Written by Jeph Loeb and released in separate issues throughout 1996 until 1997, The Long Halloween is both a lauded piece of comics literature and an example of clever marketing. Each issue of its year-long tale was themed around its release on the calendar, but the gimmick also helped clarify the story it was telling.
A detective mystery wrapped in a Godfather-esque mafia drama (with healthy doses of Silence of the Lambs), The Long Halloween follows Batman in a 12-month effort to catch Holiday, a serial killer who targets members of Gotham’s warring crime families on every holiday of the month. Holiday begins on Halloween, thus kicking off “The Long Halloween.”
Loeb’s epic is one of the most influential Batman sagas of all time, perhaps even more than The Dark Knight Returns. Unlike Frank Miller’s story of a comeback in dystopia, Loeb and Tim Sale, along with Gregory Wright on inks, portray a noir-infused Gotham at its most vulnerable while Batman is at his peak, squaring off against characters whose defining traits are exaggerated to frightening degrees.
The stylized art of a hard-boiled story echoes a firm understanding of Batman’s inherent contradictions: He’s a billionaire with time to moonlight as a detective, while neither persona is really true. The Long Halloween is a contradictory novel weaving a gritty mystery that flirts with the impossible.

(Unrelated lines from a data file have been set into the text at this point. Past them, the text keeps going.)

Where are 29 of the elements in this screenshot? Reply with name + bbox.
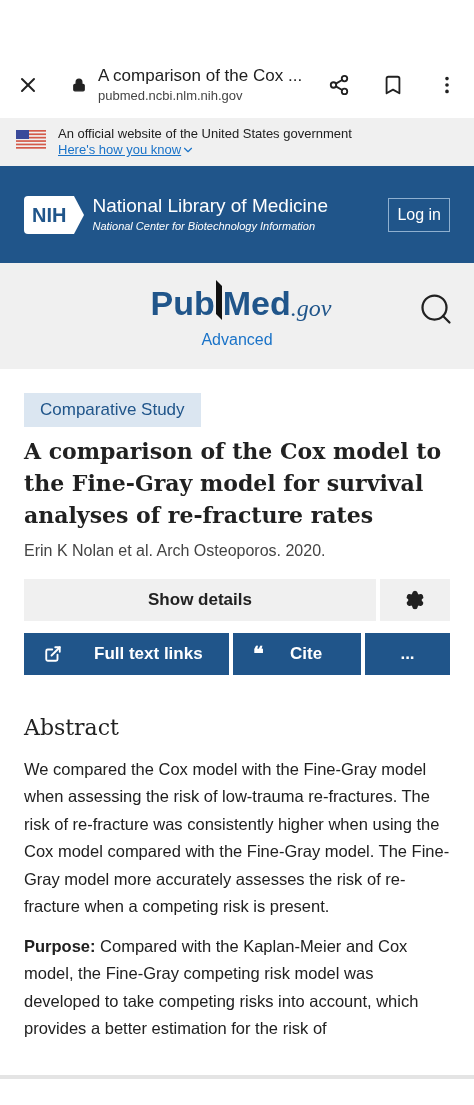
show-details-button[interactable]: Show details bbox=[24, 578, 376, 621]
chevron-logo-icon bbox=[74, 195, 85, 234]
cite-button[interactable]: ❝ Cite bbox=[233, 632, 361, 675]
abstract-paragraph: Purpose: Compared with the Kaplan-Meier and Cox model, the Fine-Gray competing risk model was developed to take competing risks into account, which provides a better estimation for the risk of bbox=[24, 935, 420, 1039]
advanced-link[interactable]: Advanced bbox=[201, 328, 273, 352]
logo-text: Med bbox=[222, 286, 291, 320]
library-title: National Library of Medicine bbox=[92, 194, 329, 219]
library-subtitle: National Center for Biotechnology Information bbox=[92, 219, 317, 235]
flag-icon bbox=[16, 130, 46, 150]
page-title: A comparison of the Cox ... bbox=[98, 64, 304, 86]
quote-icon: ❝ bbox=[253, 643, 264, 664]
logo-text: Pub bbox=[150, 286, 215, 320]
login-button[interactable]: Log in bbox=[388, 197, 450, 232]
abstract-heading: Abstract bbox=[24, 713, 120, 742]
article-byline: Erin K Nolan et al. Arch Osteoporos. 2020. bbox=[24, 540, 327, 561]
logo-suffix: .gov bbox=[290, 296, 332, 320]
external-link-icon bbox=[44, 644, 62, 663]
full-text-links-button[interactable]: Full text links bbox=[24, 632, 229, 675]
search-icon[interactable] bbox=[418, 291, 454, 327]
page-url: pubmed.ncbi.nlm.nih.gov bbox=[98, 86, 244, 105]
share-icon[interactable] bbox=[328, 74, 350, 96]
lock-icon bbox=[72, 78, 86, 92]
how-you-know-link[interactable]: Here's how you know bbox=[58, 142, 196, 158]
article-title: A comparison of the Cox model to the Fine-Gray model for survival analyses of re-fracture rates bbox=[24, 436, 443, 530]
study-type-tag: Comparative Study bbox=[24, 393, 201, 427]
banner-text: An official website of the United States government bbox=[58, 126, 352, 142]
settings-button[interactable] bbox=[380, 578, 450, 621]
abstract-paragraph: We compared the Cox model with the Fine-Gray model when assessing the risk of low-trauma re-fractures. The risk of re-fracture was consistently higher when using the Cox model compared with the Fine-Gray model. The Fine-Gray model more accurately assesses the risk of re-fracture when a competing risk is present. bbox=[24, 758, 450, 917]
more-button[interactable]: ... bbox=[365, 632, 450, 675]
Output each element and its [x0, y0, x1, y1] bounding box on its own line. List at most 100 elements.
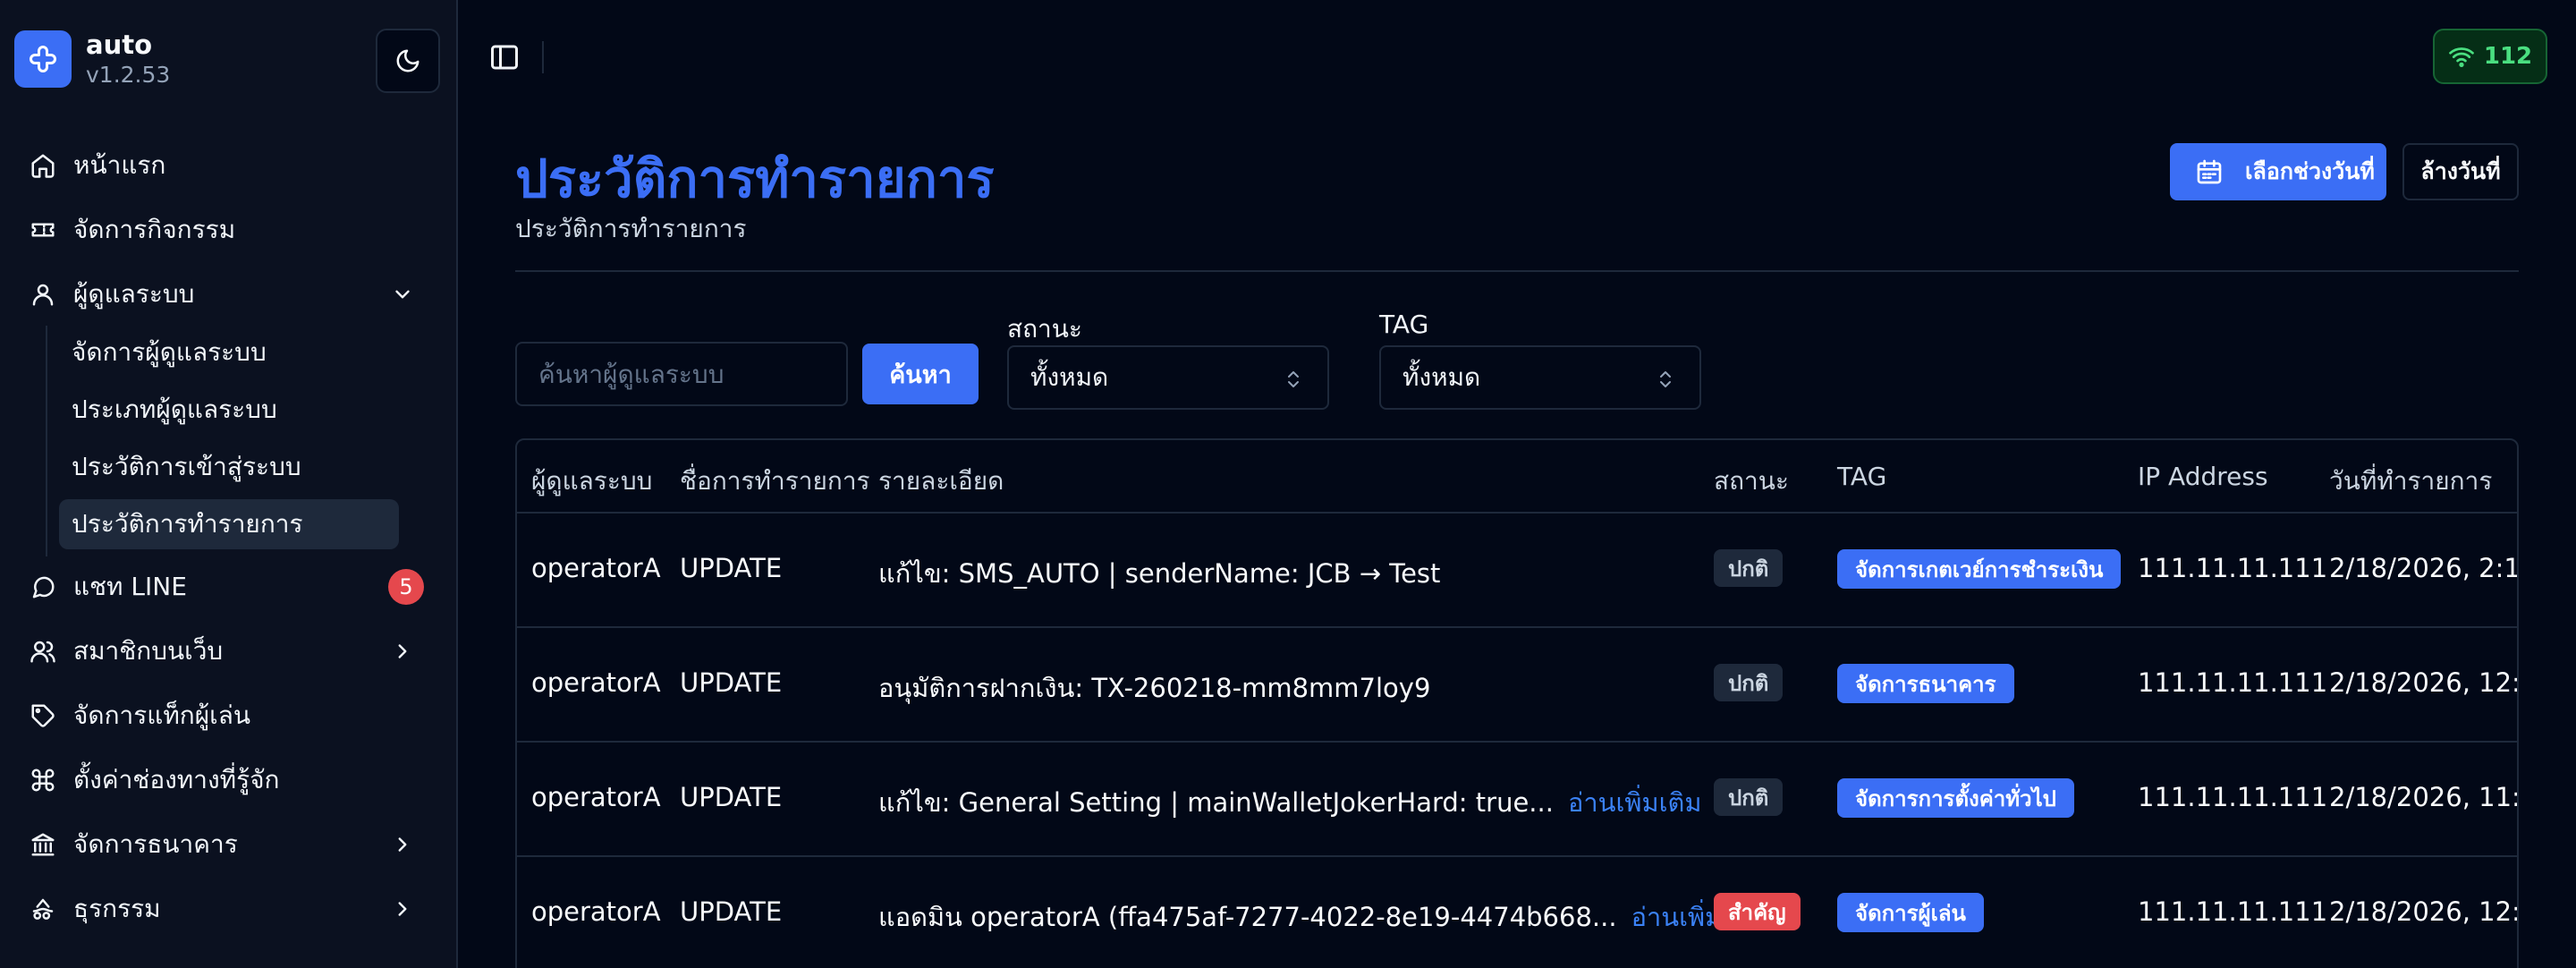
cell-admin: operatorA [531, 896, 661, 927]
calendar-icon [2197, 159, 2222, 184]
sidebar-item-label: หน้าแรก [73, 150, 166, 180]
app-logo-icon [14, 30, 72, 88]
sidebar-subitem-admin-types[interactable]: ประเภทผู้ดูแลระบบ [59, 385, 399, 435]
cell-date: 2/18/2026, 12:16 [2329, 667, 2517, 698]
clear-date-button[interactable]: ล้างวันที่ [2402, 143, 2519, 200]
cell-ip: 111.11.11.111 [2138, 553, 2328, 583]
status-select-value: ทั้งหมด [1030, 362, 1109, 392]
tag-badge: จัดการการตั้งค่าทั่วไป [1837, 778, 2074, 818]
sidebar-subitem-manage-admins[interactable]: จัดการผู้ดูแลระบบ [59, 327, 399, 378]
sidebar-item-label: จัดการธนาคาร [73, 829, 238, 859]
command-icon [27, 764, 59, 796]
chevrons-up-down-icon [1660, 371, 1671, 387]
home-icon [27, 149, 59, 182]
tag-select-value: ทั้งหมด [1402, 362, 1481, 392]
sidebar-item-admins[interactable]: ผู้ดูแลระบบ [14, 269, 444, 319]
detail-text: แอดมิน operatorA (ffa475af-7277-4022-8e1… [878, 902, 1617, 932]
tag-badge: จัดการผู้เล่น [1837, 893, 1984, 932]
chevrons-up-down-icon [1288, 371, 1299, 387]
sidebar-item-player-tags[interactable]: จัดการแท็กผู้เล่น [14, 691, 444, 741]
column-header-tag[interactable]: TAG [1837, 462, 1886, 491]
user-icon [27, 278, 59, 310]
topbar-divider [542, 41, 544, 73]
header-divider [515, 270, 2519, 272]
tag-icon [27, 700, 59, 732]
status-badge: ปกติ [1714, 664, 1784, 701]
cell-detail: แอดมิน operatorA (ffa475af-7277-4022-8e1… [878, 896, 1765, 938]
cell-admin: operatorA [531, 553, 661, 583]
brand[interactable]: auto v1.2.53 [14, 29, 170, 89]
cell-admin: operatorA [531, 782, 661, 812]
read-more-link[interactable]: อ่านเพิ่มเติม [1568, 787, 1702, 818]
sidebar-item-line-chat[interactable]: แชท LINE 5 [14, 562, 444, 612]
sidebar-subitem-transaction-history[interactable]: ประวัติการทำรายการ [59, 499, 399, 549]
sidebar-item-events[interactable]: จัดการกิจกรรม [14, 205, 444, 255]
cell-ip: 111.11.11.111 [2138, 667, 2328, 698]
column-header-detail[interactable]: รายละเอียด [878, 462, 1004, 501]
search-button[interactable]: ค้นหา [862, 344, 979, 404]
page-title: ประวัติการทำรายการ [515, 149, 995, 209]
connection-count: 112 [2483, 43, 2533, 70]
column-header-ip[interactable]: IP Address [2138, 462, 2268, 491]
users-icon [27, 635, 59, 667]
chevron-right-icon [388, 830, 417, 859]
bank-icon [27, 828, 59, 861]
chat-icon [27, 571, 59, 603]
unread-badge: 5 [388, 569, 424, 605]
sidebar-item-known-channels[interactable]: ตั้งค่าช่องทางที่รู้จัก [14, 755, 444, 805]
sidebar-item-label: ผู้ดูแลระบบ [73, 279, 195, 309]
sidebar-subitem-label: ประวัติการเข้าสู่ระบบ [72, 452, 301, 481]
ticket-icon [27, 214, 59, 246]
tag-badge: จัดการธนาคาร [1837, 664, 2014, 703]
cell-action: UPDATE [680, 782, 783, 812]
column-header-admin[interactable]: ผู้ดูแลระบบ [531, 462, 652, 501]
cell-detail: แก้ไข: SMS_AUTO | senderName: JCB → Test [878, 553, 1440, 594]
table-row[interactable]: operatorA UPDATE อนุมัติการฝากเงิน: TX-2… [517, 628, 2517, 743]
sidebar-item-label: สมาชิกบนเว็บ [73, 636, 224, 666]
connection-status: 112 [2433, 29, 2547, 84]
sidebar-item-banks[interactable]: จัดการธนาคาร [14, 819, 444, 870]
cell-date: 2/18/2026, 2:18: [2329, 553, 2519, 583]
cell-detail: อนุมัติการฝากเงิน: TX-260218-mm8mm7loy9 [878, 667, 1430, 709]
sidebar-item-label: แชท LINE [73, 572, 187, 601]
cell-ip: 111.11.11.111 [2138, 782, 2328, 812]
moon-icon [396, 49, 419, 72]
tag-badge: จัดการเกตเวย์การชำระเงิน [1837, 549, 2122, 589]
column-header-action[interactable]: ชื่อการทำรายการ [680, 462, 870, 501]
status-select[interactable]: ทั้งหมด [1007, 345, 1329, 410]
detail-text: แก้ไข: SMS_AUTO | senderName: JCB → Test [878, 558, 1441, 589]
chevron-down-icon [388, 280, 417, 309]
table-header: ผู้ดูแลระบบ ชื่อการทำรายการ รายละเอียด ส… [517, 440, 2517, 514]
page-subtitle: ประวัติการทำรายการ [515, 214, 747, 243]
sidebar-item-label: ตั้งค่าช่องทางที่รู้จัก [73, 765, 280, 794]
table-row[interactable]: operatorA UPDATE แอดมิน operatorA (ffa47… [517, 857, 2517, 968]
cell-detail: แก้ไข: General Setting | mainWalletJoker… [878, 782, 1701, 823]
column-header-status[interactable]: สถานะ [1714, 462, 1789, 501]
coins-icon [27, 893, 59, 925]
status-badge: ปกติ [1714, 778, 1784, 816]
detail-text: อนุมัติการฝากเงิน: TX-260218-mm8mm7loy9 [878, 673, 1431, 703]
date-range-button[interactable]: เลือกช่วงวันที่ [2170, 143, 2386, 200]
table-row[interactable]: operatorA UPDATE แก้ไข: SMS_AUTO | sende… [517, 514, 2519, 628]
tag-select[interactable]: ทั้งหมด [1379, 345, 1701, 410]
sidebar-item-home[interactable]: หน้าแรก [14, 140, 444, 191]
sidebar-item-web-members[interactable]: สมาชิกบนเว็บ [14, 626, 444, 676]
panel-left-icon [491, 45, 518, 70]
app-name: auto [86, 30, 153, 60]
sidebar-subitem-label: ประเภทผู้ดูแลระบบ [72, 395, 277, 424]
tag-filter-label: TAG [1379, 310, 1429, 339]
sidebar-item-transactions[interactable]: ธุรกรรม [14, 884, 444, 934]
admin-search-input[interactable] [515, 342, 848, 406]
table-row[interactable]: operatorA UPDATE แก้ไข: General Setting … [517, 743, 2517, 857]
cell-date: 2/18/2026, 12:33 [2329, 896, 2517, 927]
cell-action: UPDATE [680, 667, 783, 698]
sidebar-subitem-label: ประวัติการทำรายการ [72, 509, 303, 539]
transaction-table: ผู้ดูแลระบบ ชื่อการทำรายการ รายละเอียด ส… [515, 438, 2519, 968]
theme-toggle-button[interactable] [376, 29, 440, 93]
status-filter-label: สถานะ [1007, 314, 1082, 344]
column-header-date[interactable]: วันที่ทำรายการ [2329, 462, 2492, 501]
sidebar-toggle-button[interactable] [483, 39, 526, 75]
sidebar-item-label: จัดการแท็กผู้เล่น [73, 701, 251, 730]
sidebar-item-label: ธุรกรรม [73, 894, 161, 923]
sidebar-subitem-login-history[interactable]: ประวัติการเข้าสู่ระบบ [59, 442, 399, 492]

The Long Halloween is also one of the most definitive interpretations of Harvey Dent and his becoming of Two-Face, in showing an altruistic D.A. pushed past the point of no return. It’s one of the most devastating points in Christopher Nolan’s The Dark Knight, and Telltale has also mined Dent’s descent in Batman: The Telltale Series, but both owe much to Loeb’s story. Any time Dent, Gordon, and Batman gather around the Batsignal, that’s The Long Halloween’s legacy.
Perhaps most emblematic of any Batman story is its damage to the man himself, Bruce Wayne. In his pursuit of Holiday, Bruce is oft reminded of his parent’s murder. This is rote in 2016, but in The Long Halloween the tragedy remains potent come Mother’s and Father’s Day. Bruce’s psychological stress — on top of some posthumous smearing of the Wayne name — is unmatched even with other revelatory Wayne skeletons like Scott Snyder’s Court of Owls.
The Long Halloween is everything great about Batman that has little to do with the Pagan festival it’s named after. It’s only because of its cool title that makes Loeb’s enduring saga fitting for October, but The Long Halloween is a good mystery (with a somewhat disappointing twist) perfect for any time of the year. It’s just good timing if you choose to pick it up now.